Stephens’ work modeling correlations among genetic variants began with a paper in 2003, with graduate student Na Li, PhD’03. At the time, scientists were grappling with a problem: they had an elegant model—based on work by UChicago’s Richard Hudson, professor in ecology & evolution—relating these correlations to the underlying recombination process, which mixes a parent’s genetic material before transmission to an offspring, but these models were computationally intractable for even small datasets.

Li and Stephens solved this problem by simplifying the model enough to make it computationally tractable. This new simplified model has found widespread application in the last 10 years: Stephens, Li and their collaborators used their model to demonstrate that most recombination in human genes occurs in relatively narrow channels, called “hotspots,” rather than being spread uniformly. And thousands of scientists conducting genomic studies now make regular use of these models to impute missing genotype data to substantially improve the efficacy of their studies.

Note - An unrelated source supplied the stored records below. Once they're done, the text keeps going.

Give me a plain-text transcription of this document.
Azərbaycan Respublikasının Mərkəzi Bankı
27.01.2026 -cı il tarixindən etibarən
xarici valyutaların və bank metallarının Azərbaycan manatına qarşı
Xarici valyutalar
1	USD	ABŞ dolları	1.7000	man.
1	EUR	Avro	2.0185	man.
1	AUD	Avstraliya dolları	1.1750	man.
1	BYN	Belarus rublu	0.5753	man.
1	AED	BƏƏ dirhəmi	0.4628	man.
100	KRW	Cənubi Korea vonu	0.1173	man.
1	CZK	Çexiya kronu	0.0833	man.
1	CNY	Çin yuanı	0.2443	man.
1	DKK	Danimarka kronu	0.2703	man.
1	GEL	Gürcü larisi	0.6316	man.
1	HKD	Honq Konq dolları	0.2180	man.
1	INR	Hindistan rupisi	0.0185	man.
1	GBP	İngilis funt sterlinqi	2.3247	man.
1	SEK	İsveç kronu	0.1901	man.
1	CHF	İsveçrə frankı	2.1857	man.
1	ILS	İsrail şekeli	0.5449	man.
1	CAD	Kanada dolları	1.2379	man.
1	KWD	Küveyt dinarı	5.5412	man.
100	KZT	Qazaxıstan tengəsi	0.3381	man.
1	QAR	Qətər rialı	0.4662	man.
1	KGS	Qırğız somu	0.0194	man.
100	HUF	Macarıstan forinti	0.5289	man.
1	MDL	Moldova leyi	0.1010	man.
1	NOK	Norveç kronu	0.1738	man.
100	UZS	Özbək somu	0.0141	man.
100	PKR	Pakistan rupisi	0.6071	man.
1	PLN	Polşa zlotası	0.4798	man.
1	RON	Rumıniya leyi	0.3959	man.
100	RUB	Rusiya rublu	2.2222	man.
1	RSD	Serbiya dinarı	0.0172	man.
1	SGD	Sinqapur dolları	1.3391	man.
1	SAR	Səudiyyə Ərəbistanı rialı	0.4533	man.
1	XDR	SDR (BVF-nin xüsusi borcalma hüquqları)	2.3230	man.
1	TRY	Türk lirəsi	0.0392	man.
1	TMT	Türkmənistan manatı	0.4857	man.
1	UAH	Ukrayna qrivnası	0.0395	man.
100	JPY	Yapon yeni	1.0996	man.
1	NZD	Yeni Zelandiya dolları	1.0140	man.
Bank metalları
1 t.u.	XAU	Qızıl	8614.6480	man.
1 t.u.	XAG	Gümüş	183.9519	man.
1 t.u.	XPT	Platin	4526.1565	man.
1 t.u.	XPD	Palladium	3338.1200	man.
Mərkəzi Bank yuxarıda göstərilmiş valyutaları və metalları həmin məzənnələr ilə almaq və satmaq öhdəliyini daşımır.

Stephens’ recent focus has been on developing methods for data integration—combining information on multiple related processes. An important application of these methods—which he has been pursuing with collaborators, including Pritchard, Yoav Gilad and Anna DiRienzo—is to combine information measured on cellular processes, such as gene expression, and transcription factor binding, in order to help understand the mechanisms of genetic regulation within living cells.

The Data-Driven Discovery award will help Stephens to develop and apply improved statistical methods for this problem. The statistical challenges he faces are many. These include identifying networks of genes or regions of DNA that interact with one another; identifying the scientifically significant associations among the astronomically large numbers of associations that could occur; and integrating different types of data to understand the dynamic and causal links between them.

“The substantial, long-term funding from the Moore Foundation allows me to bring on a team of students and postdoctoral researchers to give this complex problem the attention it needs,” Stephens said.

Stephens also plans to use the Moore Foundation funding to help create web-based resources for data scientists to collaborate and compare methods, helping to improve the productivity of data-driven discovery across the wider data science community. “I believe that we can substantially improve the way that statistical and computational methods research progresses, by exploiting new internet technologies and ideas from crowdsourcing, open science and reproducible research,” Stephens said.

Intel co-founder Gordon Moore and his wife Betty established the foundation, based in Palo Alto, Calif., to create position change in science, environmental conservation and patient care.